July 11. Opened a nest of rubrocinctum. The first cell contained fourteen live spiders with a newly laid egg. Some of the spiders were very lively, moving spontaneously. Second cell, ten spiders, one dead, others alive, and an egg. Third cell, eight spiders, three dead and five alive, and the egg.
July 12. In each of the first and second cells one spider has died since yesterday, while in the third there is no change in their condition. The egg in the third cell hatched at nine in the morning, and the one in the second cell at three in the afternoon.
July 13. In the first cell all the spiders are dead but one, and in the second, all but four, while in the third none are alive.
July 15. All the spiders in the second cell are dead.
July 16. The one spider in the first cell has outlived all the others, but that, too, died to-day.
The record of another set of nests is as follows: On July eighth we took a straw with a wasp as she went in with her spider. The cell was not sealed up. It contained fourteen specimens of three species of orb-weavers, and the egg was apparently just laid. The spiders were pushed in very tightly, and the legs and abdomens were, in many cases, bent to one side. All were limp, but alive. By July tenth, four were dead; on July eleventh the egg hatched. By July thirteenth all of the spiders were dead.
It is unnecessary to give the history of other nests in detail, since these facts make it clear that there is a great variation in the degree of severity with which the spiders are stung, so that while with some the paralysis is complete, with others it is only partial. Some were killed outright, others lived two or three days, while still others survived for two weeks. Compared with the work of the Pelopæi it would seem that a smaller number of the spiders are killed at once, while a larger number die after the lapse of a few days. None of the victims of Trypoxylon live so long as the most perfectly paralyzed spiders of the mud-daubers. Two of them lived ten and fifteen days respectively, while with Pelopæus one survived until the thirty-eighth and one until the fortieth day.

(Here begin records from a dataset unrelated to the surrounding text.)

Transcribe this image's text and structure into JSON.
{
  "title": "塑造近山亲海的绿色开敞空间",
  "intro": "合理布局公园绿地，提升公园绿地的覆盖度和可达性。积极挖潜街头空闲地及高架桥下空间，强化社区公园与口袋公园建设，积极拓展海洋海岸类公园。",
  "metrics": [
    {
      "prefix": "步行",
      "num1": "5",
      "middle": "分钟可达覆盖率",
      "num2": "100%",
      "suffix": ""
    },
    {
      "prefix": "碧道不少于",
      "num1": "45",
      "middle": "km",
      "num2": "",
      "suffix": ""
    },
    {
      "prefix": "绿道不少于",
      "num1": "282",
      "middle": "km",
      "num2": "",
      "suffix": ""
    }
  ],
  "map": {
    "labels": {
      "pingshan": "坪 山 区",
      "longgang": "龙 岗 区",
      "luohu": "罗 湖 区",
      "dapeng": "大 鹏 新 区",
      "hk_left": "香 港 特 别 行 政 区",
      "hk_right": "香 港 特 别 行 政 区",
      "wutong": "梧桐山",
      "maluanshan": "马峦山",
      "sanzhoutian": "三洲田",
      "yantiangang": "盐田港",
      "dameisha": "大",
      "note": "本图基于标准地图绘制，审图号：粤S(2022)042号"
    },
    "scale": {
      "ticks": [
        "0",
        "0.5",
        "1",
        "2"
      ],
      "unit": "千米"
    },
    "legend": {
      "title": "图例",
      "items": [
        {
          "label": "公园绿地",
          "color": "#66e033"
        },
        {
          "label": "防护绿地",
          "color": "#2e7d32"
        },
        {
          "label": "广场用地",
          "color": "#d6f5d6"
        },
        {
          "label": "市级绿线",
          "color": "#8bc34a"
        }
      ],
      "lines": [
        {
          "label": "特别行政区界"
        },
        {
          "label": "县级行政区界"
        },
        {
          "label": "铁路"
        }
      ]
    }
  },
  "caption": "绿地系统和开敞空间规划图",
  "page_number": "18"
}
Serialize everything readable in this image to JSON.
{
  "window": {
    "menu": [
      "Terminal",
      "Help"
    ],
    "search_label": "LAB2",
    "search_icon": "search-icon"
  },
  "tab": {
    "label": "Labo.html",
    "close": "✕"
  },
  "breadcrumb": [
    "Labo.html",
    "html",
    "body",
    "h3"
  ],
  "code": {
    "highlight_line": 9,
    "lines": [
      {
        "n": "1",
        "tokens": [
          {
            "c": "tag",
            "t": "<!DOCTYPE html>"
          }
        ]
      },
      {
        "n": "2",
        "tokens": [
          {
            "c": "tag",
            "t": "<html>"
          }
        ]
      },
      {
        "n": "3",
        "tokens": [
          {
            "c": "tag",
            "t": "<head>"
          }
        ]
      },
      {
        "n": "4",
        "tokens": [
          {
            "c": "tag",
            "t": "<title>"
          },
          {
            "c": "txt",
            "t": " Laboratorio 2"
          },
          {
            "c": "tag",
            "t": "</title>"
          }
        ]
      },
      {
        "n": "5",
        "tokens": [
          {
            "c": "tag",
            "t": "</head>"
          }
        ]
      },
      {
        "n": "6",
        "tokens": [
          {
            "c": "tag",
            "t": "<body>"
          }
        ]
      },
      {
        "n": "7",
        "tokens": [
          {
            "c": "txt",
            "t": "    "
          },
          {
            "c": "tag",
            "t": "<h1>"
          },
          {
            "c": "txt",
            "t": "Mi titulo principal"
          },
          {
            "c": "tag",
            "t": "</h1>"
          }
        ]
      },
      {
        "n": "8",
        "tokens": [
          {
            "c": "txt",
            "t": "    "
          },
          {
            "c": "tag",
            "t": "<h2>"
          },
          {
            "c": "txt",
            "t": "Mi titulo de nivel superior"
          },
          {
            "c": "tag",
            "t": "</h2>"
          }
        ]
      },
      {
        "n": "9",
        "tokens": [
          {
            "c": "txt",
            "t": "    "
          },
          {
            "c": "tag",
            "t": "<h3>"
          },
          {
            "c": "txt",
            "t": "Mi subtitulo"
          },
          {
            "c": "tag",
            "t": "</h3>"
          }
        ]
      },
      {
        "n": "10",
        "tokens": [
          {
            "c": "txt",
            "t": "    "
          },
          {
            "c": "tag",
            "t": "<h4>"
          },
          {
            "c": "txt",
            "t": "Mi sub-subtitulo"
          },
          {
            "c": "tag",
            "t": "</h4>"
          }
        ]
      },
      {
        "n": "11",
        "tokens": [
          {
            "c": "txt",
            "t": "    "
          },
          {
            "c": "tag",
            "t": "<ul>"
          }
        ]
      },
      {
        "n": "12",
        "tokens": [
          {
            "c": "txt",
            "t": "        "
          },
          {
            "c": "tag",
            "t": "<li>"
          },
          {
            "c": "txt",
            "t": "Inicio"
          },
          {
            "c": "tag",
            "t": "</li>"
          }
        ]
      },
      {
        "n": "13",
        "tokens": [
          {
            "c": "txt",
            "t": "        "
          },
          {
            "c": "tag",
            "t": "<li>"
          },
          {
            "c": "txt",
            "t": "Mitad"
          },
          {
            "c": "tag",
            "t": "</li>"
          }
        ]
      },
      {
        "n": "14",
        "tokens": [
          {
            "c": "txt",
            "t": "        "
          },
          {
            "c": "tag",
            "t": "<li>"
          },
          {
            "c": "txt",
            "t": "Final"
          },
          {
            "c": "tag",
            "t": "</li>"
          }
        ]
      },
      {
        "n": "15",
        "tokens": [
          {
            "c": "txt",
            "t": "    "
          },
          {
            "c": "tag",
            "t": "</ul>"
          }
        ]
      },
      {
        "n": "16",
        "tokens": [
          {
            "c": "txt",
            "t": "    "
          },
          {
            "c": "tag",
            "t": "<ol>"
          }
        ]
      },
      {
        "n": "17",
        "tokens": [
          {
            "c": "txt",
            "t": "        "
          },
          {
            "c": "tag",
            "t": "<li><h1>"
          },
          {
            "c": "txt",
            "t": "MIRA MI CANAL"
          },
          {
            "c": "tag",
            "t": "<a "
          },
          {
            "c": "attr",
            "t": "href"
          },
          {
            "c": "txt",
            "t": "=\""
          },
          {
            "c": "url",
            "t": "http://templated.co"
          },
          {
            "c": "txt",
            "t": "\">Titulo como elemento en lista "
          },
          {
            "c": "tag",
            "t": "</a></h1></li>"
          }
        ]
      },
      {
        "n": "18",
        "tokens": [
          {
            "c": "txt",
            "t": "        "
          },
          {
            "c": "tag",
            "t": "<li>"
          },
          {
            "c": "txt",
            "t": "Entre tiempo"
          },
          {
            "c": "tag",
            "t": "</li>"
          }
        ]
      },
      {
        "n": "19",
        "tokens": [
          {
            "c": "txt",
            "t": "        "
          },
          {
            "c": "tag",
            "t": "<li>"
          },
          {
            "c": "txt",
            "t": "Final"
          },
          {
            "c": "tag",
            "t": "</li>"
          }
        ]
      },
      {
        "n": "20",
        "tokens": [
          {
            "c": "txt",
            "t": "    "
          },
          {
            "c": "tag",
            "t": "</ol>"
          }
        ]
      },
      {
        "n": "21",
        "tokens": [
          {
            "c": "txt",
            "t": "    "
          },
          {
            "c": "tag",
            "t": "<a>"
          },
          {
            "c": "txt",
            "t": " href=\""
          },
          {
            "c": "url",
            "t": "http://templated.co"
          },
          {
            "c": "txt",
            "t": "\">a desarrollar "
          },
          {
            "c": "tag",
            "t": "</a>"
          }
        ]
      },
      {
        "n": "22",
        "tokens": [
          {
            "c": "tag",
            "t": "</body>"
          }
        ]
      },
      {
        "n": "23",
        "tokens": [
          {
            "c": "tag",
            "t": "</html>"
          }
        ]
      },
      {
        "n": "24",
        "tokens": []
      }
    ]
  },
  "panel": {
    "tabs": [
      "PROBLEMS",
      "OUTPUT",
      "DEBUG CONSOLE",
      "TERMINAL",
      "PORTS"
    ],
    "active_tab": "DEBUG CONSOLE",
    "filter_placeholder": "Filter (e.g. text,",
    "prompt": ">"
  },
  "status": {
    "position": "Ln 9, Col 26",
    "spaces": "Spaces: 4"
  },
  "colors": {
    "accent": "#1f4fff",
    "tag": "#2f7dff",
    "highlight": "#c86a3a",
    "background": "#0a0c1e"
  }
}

The egg requires from forty to sixty hours for its development, and the larva feeds for seven or eight days before spinning its cocoon. Those that we watched usually disposed first of the abdomen and then of the cephalothorax; sometimes they would consume several abdomens before attacking the other parts. After the body was devoured the legs were picked up and eaten. When the supply of food was generous, portions of the spiders were sometimes left untouched. The cocoons resembled in general appearance and structure those of Pelopæus.